“And the peace of God, which transcends all understanding, will guard your hearts and your minds in Christ Jesus.” Philippians 4:7
Interpreting dreams is certainly biblical. Not all dreams are messages from God. Not all dreams need interpreting. But, in my life, I know that I know God often uses my dreams to talk to me.
I began to realize it in my young adult years. I think it became obvious He used dream time because I stayed so busy and distracted during the day. The only time God had my full attention was through my dreams. Many times, He used the nighttime sleep hours to reveal His will to me or to comfort me. As I’ve aged, He uses my dreams from time to time to help me resolve issues that seem irreparable.
My oldest sister passed away in 2017. She fought cancer twice. I don’t like to say she lost her battle, because the battle belongs to the Lord. She is definitely healed. She is definitely in Heaven. She didn’t lose anything. We, as her family, did – we lost her.
I’ve found it interesting that I hadn’t dreamed about my sister in over two years since her passing. Most of you know I lost my other sister in 2001. I began dreaming about Becky almost immediately. I suspect God knew that I wasn’t ready and couldn’t handle dreaming about Debbie. Until last night.

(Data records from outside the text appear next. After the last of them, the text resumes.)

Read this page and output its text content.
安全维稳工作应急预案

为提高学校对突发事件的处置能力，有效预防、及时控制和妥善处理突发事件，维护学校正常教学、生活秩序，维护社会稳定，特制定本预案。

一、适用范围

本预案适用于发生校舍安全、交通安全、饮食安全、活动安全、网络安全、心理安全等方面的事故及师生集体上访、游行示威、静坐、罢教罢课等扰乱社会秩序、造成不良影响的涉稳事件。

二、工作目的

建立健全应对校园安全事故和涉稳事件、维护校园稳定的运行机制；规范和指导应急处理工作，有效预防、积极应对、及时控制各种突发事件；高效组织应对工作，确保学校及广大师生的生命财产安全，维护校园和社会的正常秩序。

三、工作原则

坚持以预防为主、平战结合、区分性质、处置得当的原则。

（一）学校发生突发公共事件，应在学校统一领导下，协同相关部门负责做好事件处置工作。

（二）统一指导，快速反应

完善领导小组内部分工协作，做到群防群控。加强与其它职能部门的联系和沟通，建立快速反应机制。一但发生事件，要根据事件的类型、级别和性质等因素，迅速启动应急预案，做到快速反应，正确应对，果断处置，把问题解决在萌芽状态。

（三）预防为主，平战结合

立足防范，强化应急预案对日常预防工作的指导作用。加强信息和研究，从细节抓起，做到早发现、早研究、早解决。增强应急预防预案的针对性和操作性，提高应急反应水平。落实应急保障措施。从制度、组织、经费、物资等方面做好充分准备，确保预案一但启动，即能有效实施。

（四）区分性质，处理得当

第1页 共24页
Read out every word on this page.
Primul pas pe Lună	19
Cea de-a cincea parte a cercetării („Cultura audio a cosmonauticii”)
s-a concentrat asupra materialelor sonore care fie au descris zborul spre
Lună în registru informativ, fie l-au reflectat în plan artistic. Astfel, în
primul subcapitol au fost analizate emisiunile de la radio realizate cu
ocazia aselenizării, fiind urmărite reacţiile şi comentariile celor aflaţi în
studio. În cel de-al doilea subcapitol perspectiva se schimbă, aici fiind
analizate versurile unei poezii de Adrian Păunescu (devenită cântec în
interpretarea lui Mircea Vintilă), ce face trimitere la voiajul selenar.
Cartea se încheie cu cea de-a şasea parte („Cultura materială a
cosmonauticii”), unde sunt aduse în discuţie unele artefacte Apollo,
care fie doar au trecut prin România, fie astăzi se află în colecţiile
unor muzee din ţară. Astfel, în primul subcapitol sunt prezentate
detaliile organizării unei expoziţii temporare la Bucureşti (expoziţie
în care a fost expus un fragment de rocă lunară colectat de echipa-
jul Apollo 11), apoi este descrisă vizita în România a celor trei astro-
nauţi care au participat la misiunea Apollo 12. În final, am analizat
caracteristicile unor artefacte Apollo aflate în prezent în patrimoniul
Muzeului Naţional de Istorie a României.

Debbie came to me clearly in last night’s dream. Many would think the dream was silly because Debbie came to me with a problem. She had been to dinner at a local restaurant and they overcharged her. Knowing we knew the owners of the restaurant intimately, she came to me to air her grievance. The dream took some twists and turns, but the dream ended with my ability to secure my sister’s refund.
What does this crazy dream have to do with anything? I believe God was trying to tell me that He understood how helpless I felt during Debbie’s final battle. When someone you love is dying, the helplessness is overwhelming. Especially when you’ve already ridden the roller coaster with another close family member.
God knew that I needed comforting. He knew that I felt so useless as Debbie struggled in her final days. God knew that I needed to receive a sense of release. Yes, it was only a dream. But, in that dream I was offered the opportunity to solve her problem. I was able to help relieve her frustration. If it took a dream to bring me relief and remind me of my beautiful Debbie, that’s okay by me.
“Thank You, God, for those moments in dreams where You allow us to do the impossible. Thank You for allowing me to get it right, this time. Even if it was only in a dream. In Christ’s name, Amen.”